This repository contains the Python code to reproduce the experiments presented in our paper:
An Incremental Clustering Baseline for Event Detection on Twitter.
- Installation
- Download data
- Preprocess data
- Run event detection
- Generate latex table
- Plot execution time
We encourage you to create a virtual environment to install Python 3.8.2. Below are two examples, one with conda, another with pyenv-virtualenv.
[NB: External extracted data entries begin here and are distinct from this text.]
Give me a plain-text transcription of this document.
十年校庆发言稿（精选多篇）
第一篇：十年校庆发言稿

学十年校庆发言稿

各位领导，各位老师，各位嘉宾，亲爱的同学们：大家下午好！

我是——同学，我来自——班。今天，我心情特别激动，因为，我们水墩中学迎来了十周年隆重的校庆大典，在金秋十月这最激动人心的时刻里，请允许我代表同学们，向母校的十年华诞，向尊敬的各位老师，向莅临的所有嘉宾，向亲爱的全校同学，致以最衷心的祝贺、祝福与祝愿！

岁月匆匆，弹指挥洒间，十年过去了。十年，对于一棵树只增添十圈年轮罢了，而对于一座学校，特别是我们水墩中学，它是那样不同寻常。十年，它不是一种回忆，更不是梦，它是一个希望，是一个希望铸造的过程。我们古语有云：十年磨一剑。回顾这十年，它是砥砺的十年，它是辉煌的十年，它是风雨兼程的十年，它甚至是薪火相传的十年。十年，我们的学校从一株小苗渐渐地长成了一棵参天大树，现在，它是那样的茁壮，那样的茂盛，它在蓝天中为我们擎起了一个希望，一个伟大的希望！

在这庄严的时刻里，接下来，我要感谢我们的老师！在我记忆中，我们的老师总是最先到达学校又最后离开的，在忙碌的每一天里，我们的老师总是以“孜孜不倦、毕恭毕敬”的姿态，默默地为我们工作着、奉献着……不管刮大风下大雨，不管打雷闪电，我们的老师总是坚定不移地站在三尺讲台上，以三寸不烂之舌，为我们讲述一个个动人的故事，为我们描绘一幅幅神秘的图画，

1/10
git clone https://github.com/medialab/twitter-incremental-clustering.git
cd twitter-incremental-clustering
conda create -n workshop python=3.8.2
source activate workshop
pip install -U pip setuptools
pip install -r requirements.txt
git clone https://github.com/medialab/twitter-incremental-clustering.git
cd twitter-incremental-clustering
pyenv virtualenv 3.8.2 workshop
pyenv activate workshop
pip install -U pip setuptools
pip install -r requirements.txt
We test our method on 2 datasets, Event2012 [McMinn et al., 2013] and Event2018 [Mazoyer et al., 2020]. Follow the instructions by [Cao et al., 2024] here to download the data. Place the entire ./raw_data folder under the root folder.
python preprocess.py
- Run event detection on Event2018 dataset with
Sentence-CamemBERT Large (GPU required):
python run_detection.py --model sbert --sub-model "dangvantuan/sentence-camembert-large" --lang fr --dataset event2018.tsv
- Run event detection on Event2012 dataset with all-mpnet-base-v2 (GPU required):
python run_detection.py --model sbert --sub-model "sentence-transformers/all-mpnet-base-v2" --lang en --dataset event2012.tsv
python generate_table.py
The table is saved in ami_ari_metrics.tex
After running the event detection several times with several --batch-size values, plot the effect of the parameter on AMI and execution time with the command:
python plot_time.py
The figure is saved in timeplot.pdf